Frau Strauss tells Anna of a succession of cold school gyms, peasant barns. Of cabbage soup so hot she could hardly swallow it. A woman let them sleep in her bed. “It’s still warm,” she said. “Go fast.” Of Willi’s dirty face streaked with tears. Ditches everywhere were filled with belongings, cast off, too heavy to carry. Books, china, cutlery, plates, Frau Strauss even saw a pair of brass candelabras. Ditches littered with clothes, bundles of clothes. K?the dug into these bundles like a fiend to find clean underwear for Willi.

“There were so many children. Children with frightened faces, running noses, hands clinging to the handles of sledges and prams. The young and the old always die first, nein? The bodies of the dead joined the cast off possessions, frozen until the spring would free them from ice.”

Frau Strauss is clearing her throat. She wants Anna to know about K?the. The way she really was then, in these horrible times. Fate itself willed it that Anna should know everything. “If I don’t tell you,” she says, “K?the will take her pain with her, to her grave. Let me tell you about revenge.”
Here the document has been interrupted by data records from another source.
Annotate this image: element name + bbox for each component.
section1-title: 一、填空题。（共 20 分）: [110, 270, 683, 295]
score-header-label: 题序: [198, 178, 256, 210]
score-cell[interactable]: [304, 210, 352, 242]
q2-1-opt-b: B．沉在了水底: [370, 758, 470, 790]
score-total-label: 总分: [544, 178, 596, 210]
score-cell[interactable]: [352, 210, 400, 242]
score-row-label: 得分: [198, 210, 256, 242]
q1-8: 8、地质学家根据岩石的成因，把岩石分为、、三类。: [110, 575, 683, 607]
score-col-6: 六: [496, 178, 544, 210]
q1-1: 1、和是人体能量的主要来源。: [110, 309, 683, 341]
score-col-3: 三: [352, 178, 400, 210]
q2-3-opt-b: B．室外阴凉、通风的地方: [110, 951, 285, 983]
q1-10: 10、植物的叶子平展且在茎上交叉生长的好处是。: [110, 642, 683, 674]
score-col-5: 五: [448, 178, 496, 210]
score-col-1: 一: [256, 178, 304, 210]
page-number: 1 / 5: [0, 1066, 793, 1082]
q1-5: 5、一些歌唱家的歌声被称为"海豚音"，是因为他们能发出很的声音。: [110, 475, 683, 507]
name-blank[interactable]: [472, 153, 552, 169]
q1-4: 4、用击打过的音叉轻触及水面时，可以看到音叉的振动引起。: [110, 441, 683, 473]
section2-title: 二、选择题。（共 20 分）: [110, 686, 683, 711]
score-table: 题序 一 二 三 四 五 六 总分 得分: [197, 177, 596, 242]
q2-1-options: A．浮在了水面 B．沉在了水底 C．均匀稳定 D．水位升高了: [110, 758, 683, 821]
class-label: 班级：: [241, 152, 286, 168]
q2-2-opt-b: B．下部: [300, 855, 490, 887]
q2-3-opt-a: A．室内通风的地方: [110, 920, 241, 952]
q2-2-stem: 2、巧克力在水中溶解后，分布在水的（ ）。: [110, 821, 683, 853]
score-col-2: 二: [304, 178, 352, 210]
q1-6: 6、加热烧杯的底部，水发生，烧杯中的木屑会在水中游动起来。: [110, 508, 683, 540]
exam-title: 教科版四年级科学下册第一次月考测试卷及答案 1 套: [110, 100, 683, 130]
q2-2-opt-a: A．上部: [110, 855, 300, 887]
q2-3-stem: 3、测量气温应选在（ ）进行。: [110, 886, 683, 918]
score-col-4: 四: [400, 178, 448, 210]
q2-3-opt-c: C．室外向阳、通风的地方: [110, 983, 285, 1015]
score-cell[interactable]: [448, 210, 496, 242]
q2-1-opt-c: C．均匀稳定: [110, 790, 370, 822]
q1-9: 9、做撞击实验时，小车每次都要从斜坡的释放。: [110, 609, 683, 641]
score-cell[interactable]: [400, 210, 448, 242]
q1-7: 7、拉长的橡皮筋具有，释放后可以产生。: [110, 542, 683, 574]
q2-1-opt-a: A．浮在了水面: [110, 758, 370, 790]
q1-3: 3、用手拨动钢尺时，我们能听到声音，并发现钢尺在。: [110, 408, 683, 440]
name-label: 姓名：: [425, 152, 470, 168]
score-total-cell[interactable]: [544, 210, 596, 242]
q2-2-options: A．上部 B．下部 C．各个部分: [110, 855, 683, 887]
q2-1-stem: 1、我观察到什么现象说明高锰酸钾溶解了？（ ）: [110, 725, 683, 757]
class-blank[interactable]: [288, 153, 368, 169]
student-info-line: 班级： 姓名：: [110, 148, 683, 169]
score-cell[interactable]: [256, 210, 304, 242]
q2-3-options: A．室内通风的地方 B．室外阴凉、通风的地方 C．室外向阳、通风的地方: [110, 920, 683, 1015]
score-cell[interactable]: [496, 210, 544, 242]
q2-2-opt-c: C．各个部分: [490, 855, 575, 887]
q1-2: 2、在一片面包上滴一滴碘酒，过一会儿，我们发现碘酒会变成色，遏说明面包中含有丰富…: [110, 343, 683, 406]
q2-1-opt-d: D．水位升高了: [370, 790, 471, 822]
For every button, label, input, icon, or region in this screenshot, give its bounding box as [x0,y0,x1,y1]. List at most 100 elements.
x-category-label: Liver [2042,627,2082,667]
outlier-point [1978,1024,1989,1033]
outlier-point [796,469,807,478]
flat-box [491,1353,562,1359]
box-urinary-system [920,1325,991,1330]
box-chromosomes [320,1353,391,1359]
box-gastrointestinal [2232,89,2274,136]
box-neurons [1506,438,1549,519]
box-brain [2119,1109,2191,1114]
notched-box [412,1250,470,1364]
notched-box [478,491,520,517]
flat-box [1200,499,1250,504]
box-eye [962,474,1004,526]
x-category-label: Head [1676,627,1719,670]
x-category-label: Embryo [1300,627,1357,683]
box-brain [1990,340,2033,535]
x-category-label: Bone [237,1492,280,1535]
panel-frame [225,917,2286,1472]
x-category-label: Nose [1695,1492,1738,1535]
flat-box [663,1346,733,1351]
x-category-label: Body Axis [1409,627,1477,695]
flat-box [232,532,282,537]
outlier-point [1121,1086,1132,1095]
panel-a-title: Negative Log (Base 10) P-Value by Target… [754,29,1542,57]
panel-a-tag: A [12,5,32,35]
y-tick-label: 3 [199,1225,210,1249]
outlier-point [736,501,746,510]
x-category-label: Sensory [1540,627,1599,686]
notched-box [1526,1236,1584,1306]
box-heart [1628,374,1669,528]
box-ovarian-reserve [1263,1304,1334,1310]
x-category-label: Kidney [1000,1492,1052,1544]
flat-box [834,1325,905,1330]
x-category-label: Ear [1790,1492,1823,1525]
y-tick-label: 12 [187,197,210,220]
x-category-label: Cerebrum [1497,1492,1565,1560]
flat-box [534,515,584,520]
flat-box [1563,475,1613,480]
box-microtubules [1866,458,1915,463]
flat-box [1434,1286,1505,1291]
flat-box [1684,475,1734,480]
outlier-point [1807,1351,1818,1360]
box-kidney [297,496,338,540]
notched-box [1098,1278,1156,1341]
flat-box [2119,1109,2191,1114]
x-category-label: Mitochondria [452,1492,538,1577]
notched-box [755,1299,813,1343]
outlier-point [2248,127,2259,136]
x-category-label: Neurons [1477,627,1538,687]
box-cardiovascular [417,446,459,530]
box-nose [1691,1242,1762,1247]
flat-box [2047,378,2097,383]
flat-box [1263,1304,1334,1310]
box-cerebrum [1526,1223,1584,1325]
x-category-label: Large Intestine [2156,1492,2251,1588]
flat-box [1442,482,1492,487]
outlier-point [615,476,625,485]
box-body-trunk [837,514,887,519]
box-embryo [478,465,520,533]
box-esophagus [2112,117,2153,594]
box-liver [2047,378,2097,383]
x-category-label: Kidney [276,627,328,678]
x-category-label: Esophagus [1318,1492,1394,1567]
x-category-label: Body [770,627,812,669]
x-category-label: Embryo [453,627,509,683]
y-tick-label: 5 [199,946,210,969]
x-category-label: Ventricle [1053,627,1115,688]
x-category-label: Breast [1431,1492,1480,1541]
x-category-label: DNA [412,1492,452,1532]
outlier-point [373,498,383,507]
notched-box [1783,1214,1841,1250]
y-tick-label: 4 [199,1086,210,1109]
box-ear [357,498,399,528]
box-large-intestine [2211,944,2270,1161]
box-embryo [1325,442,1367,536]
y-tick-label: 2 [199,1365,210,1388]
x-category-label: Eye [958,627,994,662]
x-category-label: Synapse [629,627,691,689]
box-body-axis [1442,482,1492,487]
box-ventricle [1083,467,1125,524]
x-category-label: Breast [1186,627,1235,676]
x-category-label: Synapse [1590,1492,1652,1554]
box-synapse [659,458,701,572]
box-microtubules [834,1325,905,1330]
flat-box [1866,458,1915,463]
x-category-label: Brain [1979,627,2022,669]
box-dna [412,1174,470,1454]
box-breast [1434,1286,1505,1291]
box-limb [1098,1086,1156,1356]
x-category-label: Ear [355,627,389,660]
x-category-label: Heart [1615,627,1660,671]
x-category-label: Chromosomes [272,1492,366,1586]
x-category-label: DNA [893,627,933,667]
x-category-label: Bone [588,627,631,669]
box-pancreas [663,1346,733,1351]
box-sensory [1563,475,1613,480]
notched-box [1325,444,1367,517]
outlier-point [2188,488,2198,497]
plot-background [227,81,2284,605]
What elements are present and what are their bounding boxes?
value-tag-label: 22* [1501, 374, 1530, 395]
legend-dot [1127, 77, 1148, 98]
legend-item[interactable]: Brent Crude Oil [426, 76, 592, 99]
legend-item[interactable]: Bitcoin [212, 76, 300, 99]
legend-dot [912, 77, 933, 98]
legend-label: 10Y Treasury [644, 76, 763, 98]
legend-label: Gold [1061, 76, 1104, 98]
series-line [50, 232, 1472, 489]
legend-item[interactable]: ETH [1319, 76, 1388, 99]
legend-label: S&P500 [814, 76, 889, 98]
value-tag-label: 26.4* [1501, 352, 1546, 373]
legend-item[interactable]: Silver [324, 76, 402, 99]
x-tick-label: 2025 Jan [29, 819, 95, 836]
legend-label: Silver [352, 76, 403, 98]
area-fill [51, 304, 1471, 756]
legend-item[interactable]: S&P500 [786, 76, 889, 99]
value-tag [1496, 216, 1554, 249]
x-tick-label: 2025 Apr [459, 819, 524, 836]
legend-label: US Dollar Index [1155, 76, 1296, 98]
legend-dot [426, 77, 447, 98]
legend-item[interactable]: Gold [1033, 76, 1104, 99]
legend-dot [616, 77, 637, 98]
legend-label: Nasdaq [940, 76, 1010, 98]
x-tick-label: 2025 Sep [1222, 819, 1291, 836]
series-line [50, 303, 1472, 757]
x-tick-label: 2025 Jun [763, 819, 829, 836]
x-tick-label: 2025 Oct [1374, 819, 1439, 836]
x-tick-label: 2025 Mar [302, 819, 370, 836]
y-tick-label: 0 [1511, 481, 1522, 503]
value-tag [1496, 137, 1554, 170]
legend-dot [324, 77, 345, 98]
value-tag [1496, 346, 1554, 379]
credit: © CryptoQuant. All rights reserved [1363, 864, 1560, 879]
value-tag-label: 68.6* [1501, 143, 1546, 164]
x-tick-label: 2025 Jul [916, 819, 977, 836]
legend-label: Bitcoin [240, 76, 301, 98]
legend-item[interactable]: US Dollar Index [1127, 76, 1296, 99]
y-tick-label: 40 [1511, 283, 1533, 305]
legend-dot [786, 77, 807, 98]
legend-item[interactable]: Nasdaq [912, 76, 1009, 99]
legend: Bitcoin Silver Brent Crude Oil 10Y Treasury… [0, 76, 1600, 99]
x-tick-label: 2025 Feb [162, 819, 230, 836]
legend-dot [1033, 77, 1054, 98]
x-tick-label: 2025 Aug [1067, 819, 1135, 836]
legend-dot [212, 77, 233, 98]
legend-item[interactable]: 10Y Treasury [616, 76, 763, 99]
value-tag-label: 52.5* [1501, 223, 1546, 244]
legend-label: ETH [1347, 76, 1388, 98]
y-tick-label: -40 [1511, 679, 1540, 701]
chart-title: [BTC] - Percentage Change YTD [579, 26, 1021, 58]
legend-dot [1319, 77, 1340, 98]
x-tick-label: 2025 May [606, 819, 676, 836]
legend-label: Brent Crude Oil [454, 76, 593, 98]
“The cellars are dark and damp, and when you huddle in them time stands still. The bodies around you shake, like aspen leaves in the wind. You think of different things. Silly things. How you used to swipe sweet dough from the bowl with your finger in the kitchen. How a mouse hid in a cardboard box and the farmer hit it with a stick and then threw it by the tail into the compost heap. How you heard that the Russians steal watches and wedding rings, and how all will be fine for you don’t have any.

“The door of the cellar opens. You can see that the men who stand at the entrance are drunk and they smell of tobacco and vodka and something else, something sharp, acidic, but you don’t know what it is. They are Russian, they are Polish. They have bulls-eye lanterns and they cry loud, Davai suda! and Woman come!